Living off the grid is a concept that refers to living outside of a main transmission grid for electricity, but it can also imply living outside of “the system” and returning to nature. Many who have chosen to unplug themselves from the grid in recent years have been directly impacted by the latest financial crisis and a growing focus on environmental issues. These are the people that artist Lucas Foglia features in his project and the current exhibit at the David Winton Bell Gallery at Brown University.
A Natural Order is a series of photographs by the Brown alum, who was raised on a small farm on Long Island, amid the suburban sprawl. Growing up, Foglia’s extended family still heated their house with wood, completed early morning farm chores and utilized a bartering system. However, they started to see malls and housing developments encroach on their simple way of life. Technology eventually found its way into his home, and at one point he realized five computers were under his family’s roof.
When Foglia arrived at Brown in 2002, he took photographs for the Brown Daily Herald and majored in art semiotics, a degree that combines art with anthropology, literature and mass media. As an undergrad, he was already focusing his lens on people living alternative lifestyles resembling his childhood. Once out of Brown, Foglia pursued this project further throughout his time earning a master’s degree in photography at Yale.
From 2006 to 2010, Foglia traveled to various communes in different parts of the country. Foglia is not romanticizing his subjects in his photos; instead, he is providing insight into the lives of these people who have removed themselves from the traditional idea of civilization.
Many of the photos feature families at every stage: second trimester baby bellies, a mother teaching her daughter to shoot a rifle, a toddler bathing with her dad.

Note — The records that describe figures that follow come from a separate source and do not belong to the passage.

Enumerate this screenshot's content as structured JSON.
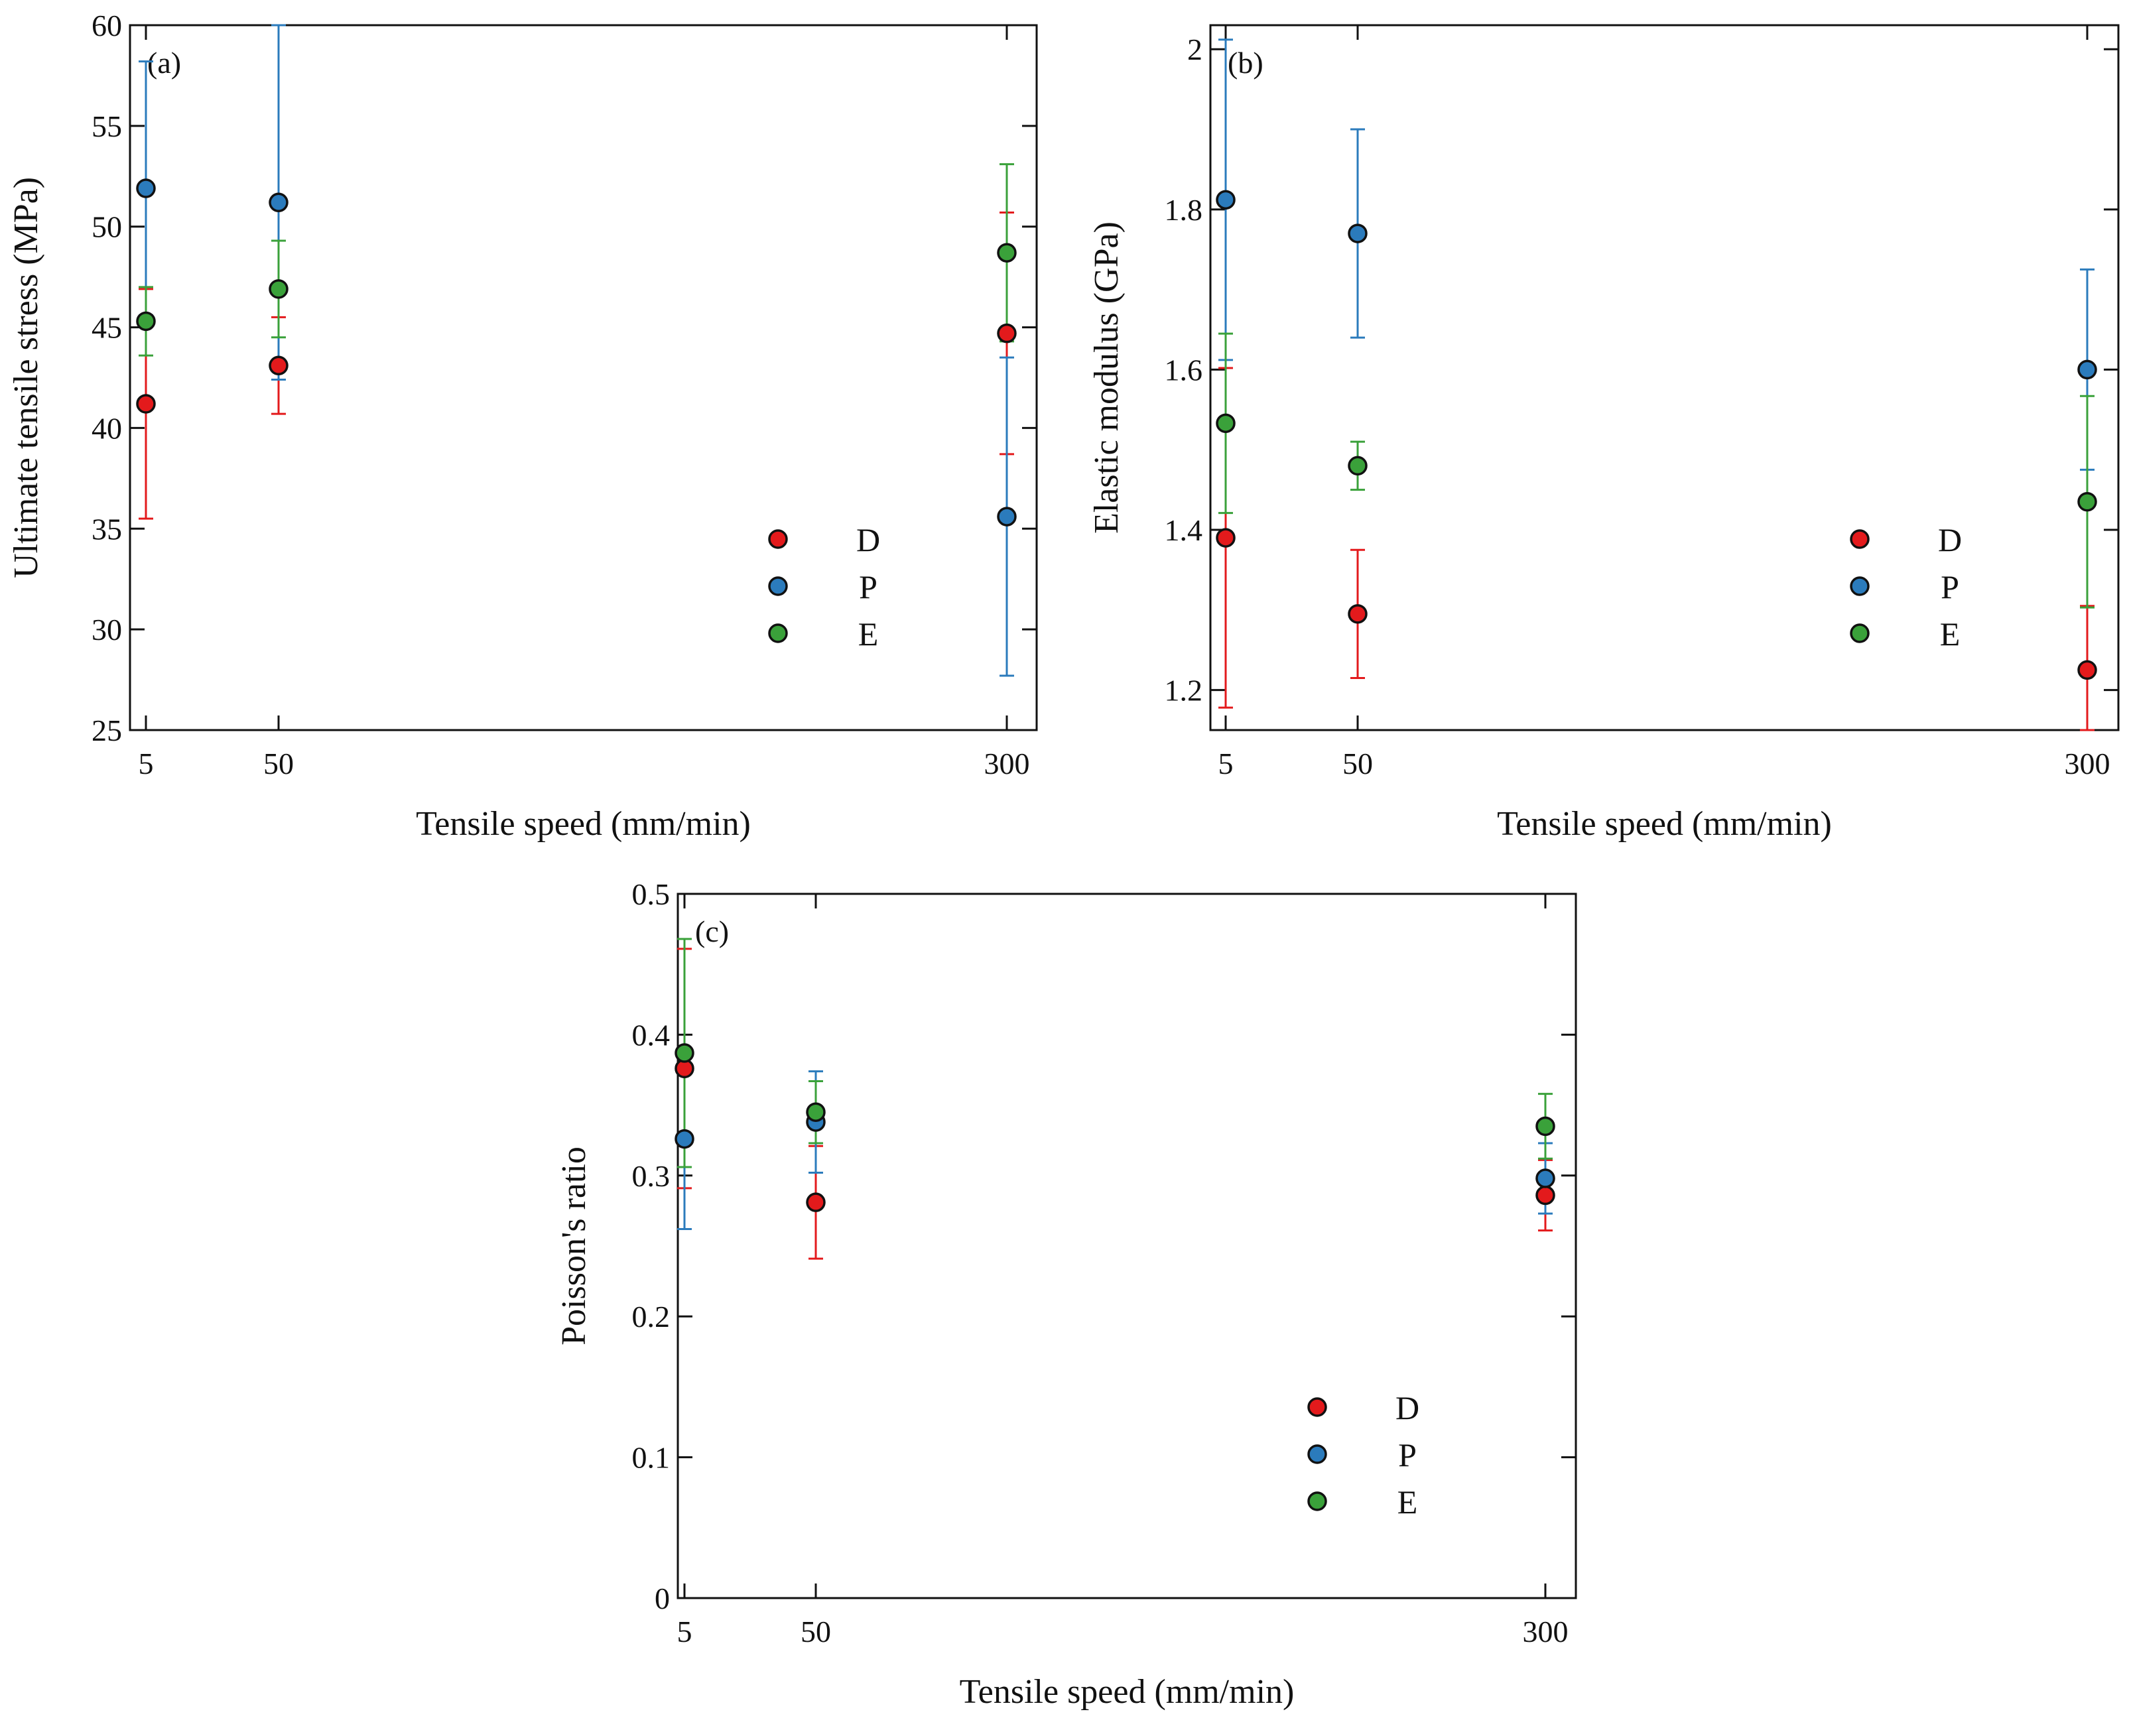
{
  "chart_data": [
    {
      "type": "scatter",
      "panel_label": "(a)",
      "xlabel": "Tensile speed (mm/min)",
      "ylabel": "Ultimate tensile stress (MPa)",
      "ylim": [
        25,
        60
      ],
      "yticks": [
        25,
        30,
        35,
        40,
        45,
        50,
        55,
        60
      ],
      "ytick_labels": [
        "25",
        "30",
        "35",
        "40",
        "45",
        "50",
        "55",
        "60"
      ],
      "x": [
        5,
        50,
        300
      ],
      "xtick_labels": [
        "5",
        "50",
        "300"
      ],
      "legend": {
        "position": "lower-right"
      },
      "series": [
        {
          "name": "D",
          "color": "#e31a1c",
          "values": [
            41.2,
            43.1,
            44.7
          ],
          "errors": [
            5.7,
            2.4,
            6.0
          ]
        },
        {
          "name": "P",
          "color": "#2b7bbc",
          "values": [
            51.9,
            51.2,
            35.6
          ],
          "errors": [
            6.3,
            8.8,
            7.9
          ]
        },
        {
          "name": "E",
          "color": "#3aa13a",
          "values": [
            45.3,
            46.9,
            48.7
          ],
          "errors": [
            1.7,
            2.4,
            4.4
          ]
        }
      ]
    },
    {
      "type": "scatter",
      "panel_label": "(b)",
      "xlabel": "Tensile speed (mm/min)",
      "ylabel": "Elastic modulus (GPa)",
      "ylim": [
        1.15,
        2.03
      ],
      "yticks": [
        1.2,
        1.4,
        1.6,
        1.8,
        2.0
      ],
      "ytick_labels": [
        "1.2",
        "1.4",
        "1.6",
        "1.8",
        "2"
      ],
      "x": [
        5,
        50,
        300
      ],
      "xtick_labels": [
        "5",
        "50",
        "300"
      ],
      "legend": {
        "position": "lower-right"
      },
      "series": [
        {
          "name": "D",
          "color": "#e31a1c",
          "values": [
            1.39,
            1.295,
            1.225
          ],
          "errors": [
            0.212,
            0.08,
            0.08
          ]
        },
        {
          "name": "P",
          "color": "#2b7bbc",
          "values": [
            1.812,
            1.77,
            1.6
          ],
          "errors": [
            0.2,
            0.13,
            0.125
          ]
        },
        {
          "name": "E",
          "color": "#3aa13a",
          "values": [
            1.533,
            1.48,
            1.435
          ],
          "errors": [
            0.112,
            0.03,
            0.132
          ]
        }
      ]
    },
    {
      "type": "scatter",
      "panel_label": "(c)",
      "xlabel": "Tensile speed (mm/min)",
      "ylabel": "Poisson's ratio",
      "ylim": [
        0,
        0.5
      ],
      "yticks": [
        0,
        0.1,
        0.2,
        0.3,
        0.4,
        0.5
      ],
      "ytick_labels": [
        "0",
        "0.1",
        "0.2",
        "0.3",
        "0.4",
        "0.5"
      ],
      "x": [
        5,
        50,
        300
      ],
      "xtick_labels": [
        "5",
        "50",
        "300"
      ],
      "legend": {
        "position": "lower-right"
      },
      "series": [
        {
          "name": "D",
          "color": "#e31a1c",
          "values": [
            0.376,
            0.281,
            0.286
          ],
          "errors": [
            0.085,
            0.04,
            0.025
          ]
        },
        {
          "name": "P",
          "color": "#2b7bbc",
          "values": [
            0.326,
            0.338,
            0.298
          ],
          "errors": [
            0.064,
            0.036,
            0.025
          ]
        },
        {
          "name": "E",
          "color": "#3aa13a",
          "values": [
            0.387,
            0.345,
            0.335
          ],
          "errors": [
            0.081,
            0.022,
            0.023
          ]
        }
      ]
    }
  ]
}
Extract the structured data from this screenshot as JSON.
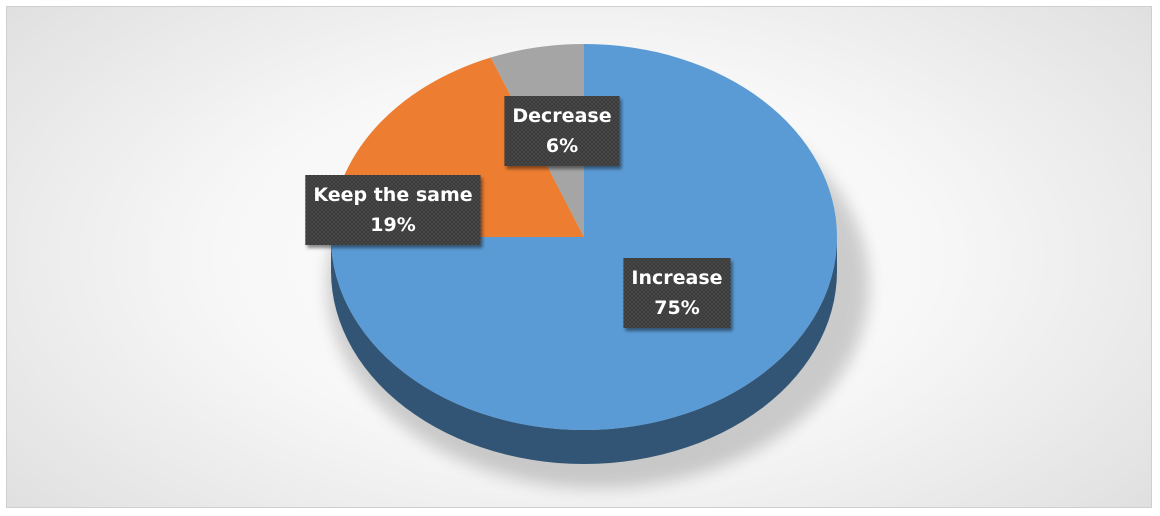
{
  "chart_data": {
    "type": "pie",
    "title": "",
    "categories": [
      "Increase",
      "Keep the same",
      "Decrease"
    ],
    "values": [
      75,
      19,
      6
    ],
    "data_labels": [
      "75%",
      "19%",
      "6%"
    ],
    "colors": [
      "#5B9BD5",
      "#ED7D31",
      "#A5A5A5"
    ],
    "legend": "none",
    "style": "3d"
  }
}
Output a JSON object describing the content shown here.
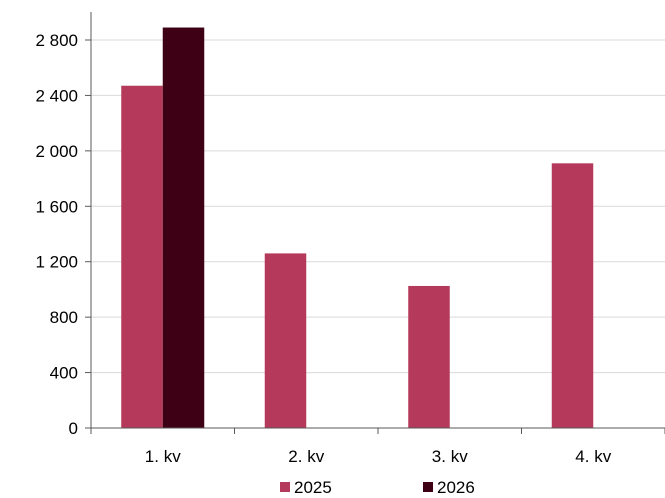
{
  "chart_data": {
    "type": "bar",
    "categories": [
      "1. kv",
      "2. kv",
      "3. kv",
      "4. kv"
    ],
    "series": [
      {
        "name": "2025",
        "values": [
          2470,
          1260,
          1025,
          1910
        ],
        "color": "#b5395a"
      },
      {
        "name": "2026",
        "values": [
          2890,
          null,
          null,
          null
        ],
        "color": "#3e0014"
      }
    ],
    "y_ticks": [
      "0",
      "400",
      "800",
      "1 200",
      "1 600",
      "2 000",
      "2 400",
      "2 800"
    ],
    "ylim": [
      0,
      2800
    ],
    "grid": true,
    "legend_position": "bottom"
  }
}
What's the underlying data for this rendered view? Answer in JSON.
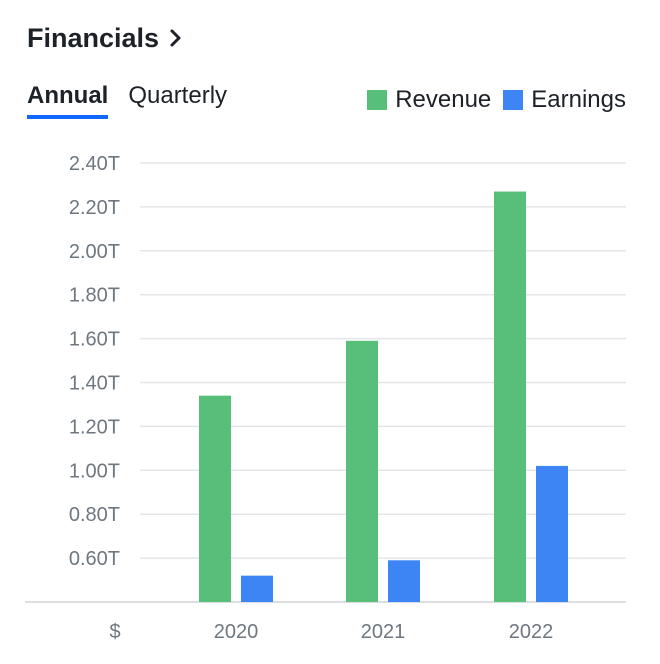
{
  "header": {
    "title": "Financials"
  },
  "tabs": [
    {
      "label": "Annual",
      "active": true
    },
    {
      "label": "Quarterly",
      "active": false
    }
  ],
  "colors": {
    "revenue": "#58bf7b",
    "earnings": "#3d85f5",
    "tab_underline": "#0f69ff"
  },
  "chart_data": {
    "type": "bar",
    "categories": [
      "2020",
      "2021",
      "2022"
    ],
    "series": [
      {
        "name": "Revenue",
        "values": [
          1.34,
          1.59,
          2.27
        ]
      },
      {
        "name": "Earnings",
        "values": [
          0.52,
          0.59,
          1.02
        ]
      }
    ],
    "ylim": [
      0.4,
      2.4
    ],
    "yticks": [
      "0.60T",
      "0.80T",
      "1.00T",
      "1.20T",
      "1.40T",
      "1.60T",
      "1.80T",
      "2.00T",
      "2.20T",
      "2.40T"
    ],
    "ytick_values": [
      0.6,
      0.8,
      1.0,
      1.2,
      1.4,
      1.6,
      1.8,
      2.0,
      2.2,
      2.4
    ],
    "y_unit_label": "$",
    "grid": true,
    "legend_position": "top-right"
  }
}
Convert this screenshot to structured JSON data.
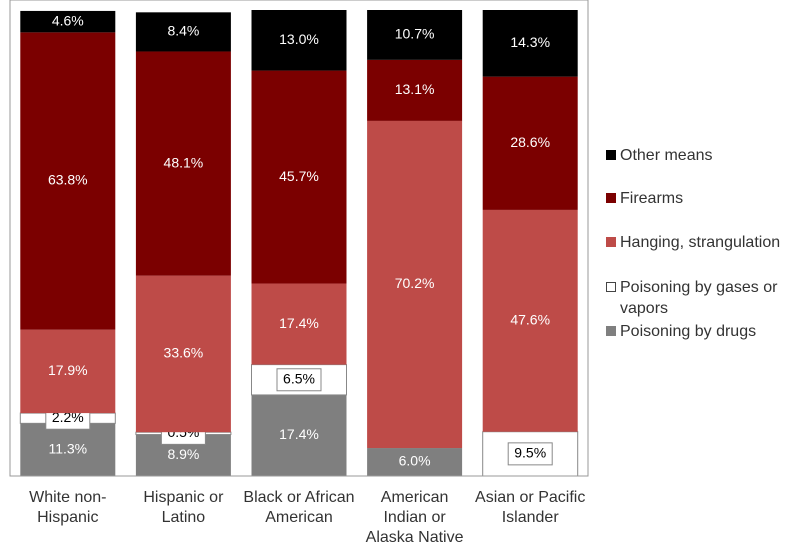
{
  "chart_data": {
    "type": "stacked_bar",
    "categories": [
      "White non-Hispanic",
      "Hispanic or Latino",
      "Black or African American",
      "American Indian or Alaska Native",
      "Asian or Pacific Islander"
    ],
    "series": [
      {
        "name": "Poisoning by drugs",
        "color": "#7f7f7f",
        "values": [
          11.3,
          8.9,
          17.4,
          6.0,
          null
        ],
        "value_labels": [
          "11.3%",
          "8.9%",
          "17.4%",
          "6.0%",
          null
        ]
      },
      {
        "name": "Poisoning by gases or vapors",
        "color": "#ffffff",
        "values": [
          2.2,
          0.5,
          6.5,
          null,
          9.5
        ],
        "value_labels": [
          "2.2%",
          "0.5%",
          "6.5%",
          null,
          "9.5%"
        ]
      },
      {
        "name": "Hanging, strangulation",
        "color": "#be4b48",
        "values": [
          17.9,
          33.6,
          17.4,
          70.2,
          47.6
        ],
        "value_labels": [
          "17.9%",
          "33.6%",
          "17.4%",
          "70.2%",
          "47.6%"
        ]
      },
      {
        "name": "Firearms",
        "color": "#7b0000",
        "values": [
          63.8,
          48.1,
          45.7,
          13.1,
          28.6
        ],
        "value_labels": [
          "63.8%",
          "48.1%",
          "45.7%",
          "13.1%",
          "28.6%"
        ]
      },
      {
        "name": "Other means",
        "color": "#000000",
        "values": [
          4.6,
          8.4,
          13.0,
          10.7,
          14.3
        ],
        "value_labels": [
          "4.6%",
          "8.4%",
          "13.0%",
          "10.7%",
          "14.3%"
        ]
      }
    ],
    "ylim": [
      0,
      100
    ],
    "legend": "right"
  }
}
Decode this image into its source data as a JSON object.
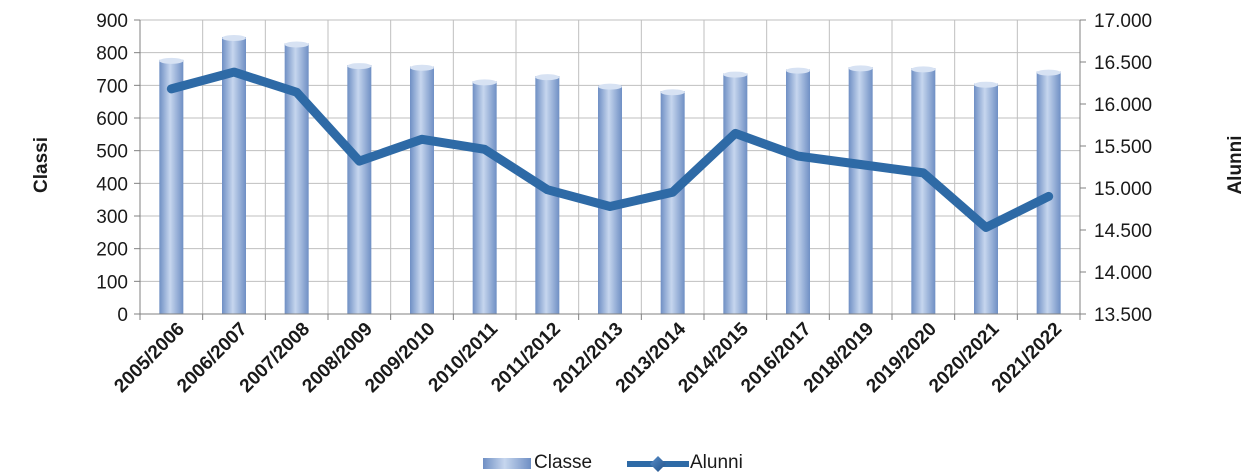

This is not your traditional idea of a family with its white picket fence and 2.5 children. Commune families cooperate for a common goal, which is survival. One particularly haunting image is of a decomposing bear that looks more hu- man than animal; with so much focus on understanding what it looks like to deny a world with morning commutes and running water, we might forget the disturbing reality of what a “return to nature” actually looks like. Foglia will not let us forget.
A Natural Order is an important milestone for Foglia’s art. Many of the shows he has had in the past have been group shows highlighting excerpts of his current body of work. The Bell will be his first solo show and the first time he’s exhibiting this particular project. It will also be the launch of Foglia’s first professional artist book of the project by Nazraeli Press.
Foglia isn’t just “interested” or “fascinated” with the people in his pictures, instead, he immerses himself in these communities and becomes friends with his subjects. While it’s true that the photographs serve a documentary purpose, the series also feels like a love song from Foglia to his new friends on the other side of the fence.